The last recorded order for new VLCC tonnage in the Tankers International Database is dated June 2021. This is more than 12 months ago and this is the result of depressed freight markets combined with booming returns in competing shipping segments. While tanker owners have been struggling with marginal profits since Covid-19 devastated the global demand for oil, shipowners in other segments have experienced golden years, earning healthy returns and leaving them with an appetite for contracting more tonnage. Shipyards have been quick to reach capacity building vessels such as bulk carriers and container ships, and we are currently looking at a delivery timeframe of 2025 or even 2026 to build a large vessel of VLCC dimensions. At the same time, limited yard availability has allowed shipbuilders to push prices up to $120 million to build a new VLCC, and the market has not experienced price levels like this since the tanker ordering boom in 2008.

Therefore, we have a clear view of any new tonnage that will join the VLCC fleet over the medium term. Compared to historical data, the numbers are very low. By our estimation, we expect a further 20 new VLCCs to join the fleet this year, followed by another 15-20 during the whole of 2023. And that is it.

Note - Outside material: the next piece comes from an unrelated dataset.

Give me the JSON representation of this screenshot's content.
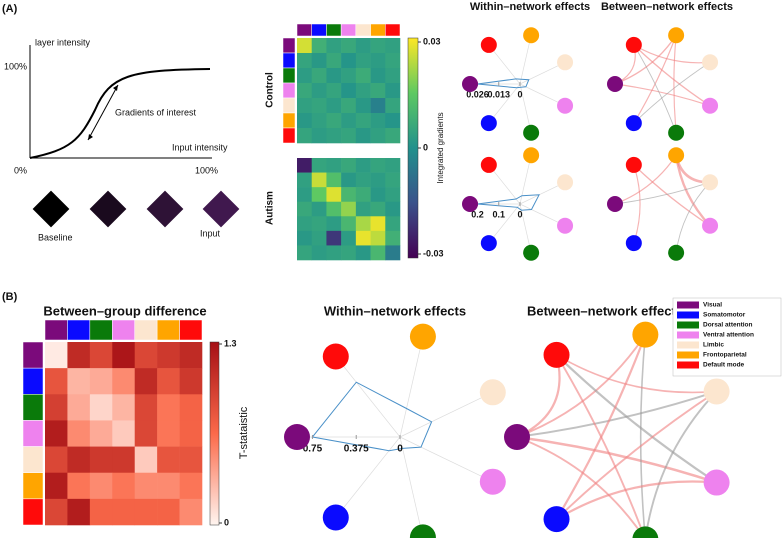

No VLCC deliveries are scheduled beyond 2023.

On the flip side, the VLCC fleet is ageing, and there is scope for a significant removal programme. 20% of the current fleet is aged 15 years and older, with 10% of vessels falling into the 18+ years age category. Even if a fraction of this pool of ships is sold for removal, we will see the VLCC fleet reducing in size over the coming years. For comparison, over the last 20 years, an average of 4% of the VLCC fleet has been removed per year. A fleet contraction will be welcomed by tankers owners in a market that has been dominated by tonnage overcapacity for a number of years.

While tanker demand is rising, as Covid-constricted oil demand is in recovery mode, there is still a way to go before there is total balance in the VLCC market. A reduction in fleet supply would get us to a fundamental equilibrium between demand and supply just a little bit quicker.